I print on an old 6-color (CcYMmK) Epson Photo 750 which is starting to show its age.  The Epson 750's major weakness IMHO is its nasty, nasty rendering of darker reddish or maroon-type colors...such as shadowed flesh, sigh, so they're in every portrait.  It produces these ink clumps which look absolutely awful.   I've experimented with a lot of papers but Epson Premium Glossy Photo Paper is the most near-photographic I've found so far.  It's almost time to get a new printer, but I will probably keep this around maybe for 4-shade grey true B/W printing.  I am continually adjusting the calibration but I've found that certain settings of ICM tend to work ok. 

I've used Epson Colorlife semi-gloss.  This paper is reasonably good, I like the rougher surface which looks more like traditional photos.  However, the tonal range of the paper is much smaller than PGPP, so you have to move the black point up in order to get a full range of luminances out of it.  Supposedly this paper is more archival than PGPP, which I hope is true.  Warning:  Colorlife coating is soluble in water, so if you get it just a little bit wet, you will destroy it completely.  I wouldn't use it anywhere where it might someday get damp.

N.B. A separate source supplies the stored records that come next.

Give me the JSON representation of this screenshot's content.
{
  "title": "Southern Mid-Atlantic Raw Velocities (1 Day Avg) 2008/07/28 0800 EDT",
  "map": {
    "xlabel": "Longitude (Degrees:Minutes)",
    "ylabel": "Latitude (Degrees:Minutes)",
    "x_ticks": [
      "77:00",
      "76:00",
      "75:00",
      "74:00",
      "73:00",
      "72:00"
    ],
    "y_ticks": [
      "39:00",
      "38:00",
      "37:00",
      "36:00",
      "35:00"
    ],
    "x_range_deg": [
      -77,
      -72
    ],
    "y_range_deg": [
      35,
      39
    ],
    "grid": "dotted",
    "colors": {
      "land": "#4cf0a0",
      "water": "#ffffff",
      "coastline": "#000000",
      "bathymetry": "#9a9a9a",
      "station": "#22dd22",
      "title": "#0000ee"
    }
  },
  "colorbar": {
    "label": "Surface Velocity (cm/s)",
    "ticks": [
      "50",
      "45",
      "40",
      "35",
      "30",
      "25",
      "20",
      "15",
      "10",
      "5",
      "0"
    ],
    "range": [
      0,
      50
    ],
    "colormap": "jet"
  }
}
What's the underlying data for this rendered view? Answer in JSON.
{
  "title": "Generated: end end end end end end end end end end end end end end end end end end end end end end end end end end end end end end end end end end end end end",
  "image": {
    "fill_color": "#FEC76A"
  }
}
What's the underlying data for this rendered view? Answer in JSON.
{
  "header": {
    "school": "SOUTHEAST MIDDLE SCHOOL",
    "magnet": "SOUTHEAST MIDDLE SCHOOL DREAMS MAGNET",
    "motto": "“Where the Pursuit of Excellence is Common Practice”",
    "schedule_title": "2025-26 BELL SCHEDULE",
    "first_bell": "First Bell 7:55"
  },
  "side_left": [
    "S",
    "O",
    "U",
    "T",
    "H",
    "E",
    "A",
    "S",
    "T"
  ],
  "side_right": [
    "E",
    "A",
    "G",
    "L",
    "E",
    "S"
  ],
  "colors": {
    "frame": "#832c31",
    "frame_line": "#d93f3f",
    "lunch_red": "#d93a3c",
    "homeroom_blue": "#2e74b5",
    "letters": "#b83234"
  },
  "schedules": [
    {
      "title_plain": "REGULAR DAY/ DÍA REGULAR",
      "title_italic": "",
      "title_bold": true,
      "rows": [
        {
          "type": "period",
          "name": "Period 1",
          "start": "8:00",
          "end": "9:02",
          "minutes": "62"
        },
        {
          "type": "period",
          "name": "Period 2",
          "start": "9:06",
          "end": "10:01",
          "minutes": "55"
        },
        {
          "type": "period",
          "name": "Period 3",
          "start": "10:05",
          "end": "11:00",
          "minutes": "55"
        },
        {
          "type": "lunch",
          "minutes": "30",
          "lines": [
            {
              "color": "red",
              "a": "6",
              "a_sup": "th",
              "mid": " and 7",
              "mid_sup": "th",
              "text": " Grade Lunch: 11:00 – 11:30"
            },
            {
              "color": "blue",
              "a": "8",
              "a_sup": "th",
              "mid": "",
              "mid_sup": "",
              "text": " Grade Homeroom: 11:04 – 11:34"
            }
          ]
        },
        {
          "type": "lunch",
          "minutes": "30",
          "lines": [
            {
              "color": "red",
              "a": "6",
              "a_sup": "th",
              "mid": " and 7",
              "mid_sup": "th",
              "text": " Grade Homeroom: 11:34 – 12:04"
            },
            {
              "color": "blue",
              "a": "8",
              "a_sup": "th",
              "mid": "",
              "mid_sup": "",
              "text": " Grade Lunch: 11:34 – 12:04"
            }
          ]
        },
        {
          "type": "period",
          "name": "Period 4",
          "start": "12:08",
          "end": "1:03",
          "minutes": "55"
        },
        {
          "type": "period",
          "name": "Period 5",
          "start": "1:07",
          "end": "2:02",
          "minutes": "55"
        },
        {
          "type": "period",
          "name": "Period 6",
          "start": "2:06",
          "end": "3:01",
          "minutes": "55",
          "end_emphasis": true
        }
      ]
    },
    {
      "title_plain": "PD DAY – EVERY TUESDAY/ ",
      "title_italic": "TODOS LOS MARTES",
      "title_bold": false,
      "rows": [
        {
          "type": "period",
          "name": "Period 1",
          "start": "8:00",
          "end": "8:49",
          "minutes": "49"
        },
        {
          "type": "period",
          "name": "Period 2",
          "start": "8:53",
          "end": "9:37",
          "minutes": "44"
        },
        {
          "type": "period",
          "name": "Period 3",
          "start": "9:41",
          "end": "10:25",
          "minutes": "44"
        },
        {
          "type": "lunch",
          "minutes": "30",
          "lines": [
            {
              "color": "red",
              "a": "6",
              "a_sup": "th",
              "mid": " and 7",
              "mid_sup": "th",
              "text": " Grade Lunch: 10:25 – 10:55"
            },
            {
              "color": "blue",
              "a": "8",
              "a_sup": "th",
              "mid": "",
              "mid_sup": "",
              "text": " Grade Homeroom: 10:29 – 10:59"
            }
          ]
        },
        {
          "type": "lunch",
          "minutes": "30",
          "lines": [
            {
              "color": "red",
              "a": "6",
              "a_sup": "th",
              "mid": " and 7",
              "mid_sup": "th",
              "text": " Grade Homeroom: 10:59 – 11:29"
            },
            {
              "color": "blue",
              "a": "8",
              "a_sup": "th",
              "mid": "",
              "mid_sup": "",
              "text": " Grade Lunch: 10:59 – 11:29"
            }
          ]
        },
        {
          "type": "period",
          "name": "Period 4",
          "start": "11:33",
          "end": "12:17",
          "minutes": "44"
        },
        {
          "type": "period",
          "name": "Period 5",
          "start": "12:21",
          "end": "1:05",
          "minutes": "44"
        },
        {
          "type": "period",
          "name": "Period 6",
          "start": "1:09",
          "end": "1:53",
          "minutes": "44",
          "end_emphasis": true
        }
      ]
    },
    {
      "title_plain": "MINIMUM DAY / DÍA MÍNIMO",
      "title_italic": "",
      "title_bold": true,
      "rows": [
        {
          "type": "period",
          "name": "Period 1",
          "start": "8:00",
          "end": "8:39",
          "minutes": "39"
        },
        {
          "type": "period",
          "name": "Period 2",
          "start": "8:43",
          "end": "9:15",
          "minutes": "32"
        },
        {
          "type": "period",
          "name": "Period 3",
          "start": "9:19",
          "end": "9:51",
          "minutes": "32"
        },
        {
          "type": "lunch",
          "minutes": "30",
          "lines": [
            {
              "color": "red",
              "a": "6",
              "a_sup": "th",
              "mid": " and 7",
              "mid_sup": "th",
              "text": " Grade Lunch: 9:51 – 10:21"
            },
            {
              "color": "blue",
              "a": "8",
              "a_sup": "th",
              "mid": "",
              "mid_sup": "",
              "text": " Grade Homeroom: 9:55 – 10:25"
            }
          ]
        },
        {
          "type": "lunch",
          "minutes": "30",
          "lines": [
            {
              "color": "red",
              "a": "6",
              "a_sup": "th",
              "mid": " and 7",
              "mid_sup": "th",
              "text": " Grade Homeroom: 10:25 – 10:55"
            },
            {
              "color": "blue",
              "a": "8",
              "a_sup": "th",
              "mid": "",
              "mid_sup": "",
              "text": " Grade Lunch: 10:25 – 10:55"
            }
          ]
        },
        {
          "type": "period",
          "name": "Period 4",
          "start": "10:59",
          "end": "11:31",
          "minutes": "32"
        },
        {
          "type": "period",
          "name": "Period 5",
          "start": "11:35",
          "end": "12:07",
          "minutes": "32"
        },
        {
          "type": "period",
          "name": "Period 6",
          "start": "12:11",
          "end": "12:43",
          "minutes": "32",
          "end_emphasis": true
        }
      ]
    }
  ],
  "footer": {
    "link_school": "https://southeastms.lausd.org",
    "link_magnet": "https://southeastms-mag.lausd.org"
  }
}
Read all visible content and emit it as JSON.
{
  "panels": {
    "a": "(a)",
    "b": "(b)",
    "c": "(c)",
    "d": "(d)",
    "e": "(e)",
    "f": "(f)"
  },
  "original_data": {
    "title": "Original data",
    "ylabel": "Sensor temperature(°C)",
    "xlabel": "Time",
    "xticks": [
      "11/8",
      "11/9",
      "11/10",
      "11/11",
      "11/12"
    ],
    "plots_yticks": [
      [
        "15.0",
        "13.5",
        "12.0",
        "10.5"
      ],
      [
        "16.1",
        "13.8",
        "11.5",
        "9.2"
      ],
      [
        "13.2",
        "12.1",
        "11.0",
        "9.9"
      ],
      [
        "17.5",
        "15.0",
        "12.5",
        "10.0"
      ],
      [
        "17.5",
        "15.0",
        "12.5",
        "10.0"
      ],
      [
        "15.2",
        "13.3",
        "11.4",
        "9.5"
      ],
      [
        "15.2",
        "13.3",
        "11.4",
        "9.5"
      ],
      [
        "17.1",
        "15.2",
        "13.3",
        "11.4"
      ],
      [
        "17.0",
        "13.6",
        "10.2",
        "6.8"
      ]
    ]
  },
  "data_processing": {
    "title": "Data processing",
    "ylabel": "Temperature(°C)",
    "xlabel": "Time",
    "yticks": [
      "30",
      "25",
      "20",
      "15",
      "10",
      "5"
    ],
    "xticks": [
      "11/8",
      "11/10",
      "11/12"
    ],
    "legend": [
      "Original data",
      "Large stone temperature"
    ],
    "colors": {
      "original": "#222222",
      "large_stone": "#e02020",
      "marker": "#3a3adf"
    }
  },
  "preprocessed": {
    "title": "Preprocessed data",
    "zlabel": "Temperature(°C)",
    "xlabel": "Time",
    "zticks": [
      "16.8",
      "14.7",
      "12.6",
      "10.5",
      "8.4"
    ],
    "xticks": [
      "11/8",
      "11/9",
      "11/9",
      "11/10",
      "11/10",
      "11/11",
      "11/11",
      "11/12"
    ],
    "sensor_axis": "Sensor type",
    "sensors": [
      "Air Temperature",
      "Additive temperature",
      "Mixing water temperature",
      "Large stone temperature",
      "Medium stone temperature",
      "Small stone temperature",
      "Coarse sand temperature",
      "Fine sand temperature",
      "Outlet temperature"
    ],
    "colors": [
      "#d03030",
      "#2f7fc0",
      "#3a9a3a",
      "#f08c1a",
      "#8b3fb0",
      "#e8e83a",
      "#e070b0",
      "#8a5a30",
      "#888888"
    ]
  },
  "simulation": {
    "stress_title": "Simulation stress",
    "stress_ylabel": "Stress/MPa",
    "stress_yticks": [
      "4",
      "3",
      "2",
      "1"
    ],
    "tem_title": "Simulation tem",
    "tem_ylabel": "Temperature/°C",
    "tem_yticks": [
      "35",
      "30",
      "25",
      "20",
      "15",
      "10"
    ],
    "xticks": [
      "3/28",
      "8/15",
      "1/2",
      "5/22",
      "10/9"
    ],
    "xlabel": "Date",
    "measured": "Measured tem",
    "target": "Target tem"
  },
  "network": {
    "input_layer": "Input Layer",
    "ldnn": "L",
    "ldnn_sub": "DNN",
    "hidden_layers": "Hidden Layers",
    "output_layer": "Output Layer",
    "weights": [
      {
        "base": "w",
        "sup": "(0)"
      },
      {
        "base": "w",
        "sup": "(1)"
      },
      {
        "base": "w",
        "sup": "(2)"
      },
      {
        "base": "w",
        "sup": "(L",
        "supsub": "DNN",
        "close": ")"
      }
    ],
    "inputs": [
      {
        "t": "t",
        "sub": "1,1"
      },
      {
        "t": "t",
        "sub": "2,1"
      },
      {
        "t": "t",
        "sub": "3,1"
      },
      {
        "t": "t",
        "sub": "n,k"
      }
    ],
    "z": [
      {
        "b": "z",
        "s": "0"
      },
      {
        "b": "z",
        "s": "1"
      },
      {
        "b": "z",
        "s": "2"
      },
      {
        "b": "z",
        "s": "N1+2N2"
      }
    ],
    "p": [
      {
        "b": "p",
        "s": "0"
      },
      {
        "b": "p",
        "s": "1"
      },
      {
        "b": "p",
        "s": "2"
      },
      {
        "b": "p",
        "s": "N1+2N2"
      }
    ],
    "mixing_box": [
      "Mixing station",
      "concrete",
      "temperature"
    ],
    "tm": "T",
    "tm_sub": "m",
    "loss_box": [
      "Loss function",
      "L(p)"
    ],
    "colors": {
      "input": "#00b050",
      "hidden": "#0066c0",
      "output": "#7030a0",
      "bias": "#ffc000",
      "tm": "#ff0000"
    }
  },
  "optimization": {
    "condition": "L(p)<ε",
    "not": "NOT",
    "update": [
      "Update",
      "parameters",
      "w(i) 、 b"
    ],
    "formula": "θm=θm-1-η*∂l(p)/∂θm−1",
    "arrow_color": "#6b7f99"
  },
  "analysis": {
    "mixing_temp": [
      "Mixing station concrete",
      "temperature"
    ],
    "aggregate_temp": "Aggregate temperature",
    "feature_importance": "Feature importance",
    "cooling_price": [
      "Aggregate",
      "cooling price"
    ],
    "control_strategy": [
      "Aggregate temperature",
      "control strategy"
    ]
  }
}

I've recently returned to Heavyweight Matte, after some thought of how to calibrate it.  After examining a 10-bar greyscale, I decided that a juryrigged way to correct the print was to raise the gamma, raise the black point, add green to the shadows, and add slight blue to the highlights before printing.  Now the paper makes amazing prints, which I'm starting to like better than PGPP; it is still not as sharp and does not have the color separation of PGPP but tonal gradations are smoother and the paper can truly produce deep black.  Plus, it's cheaper and more archival than the PGPP, which quickly ends up fading red in my experience.  It's excellent for 4x6" prints, and behind glass I bet it would actually look better than PGPP.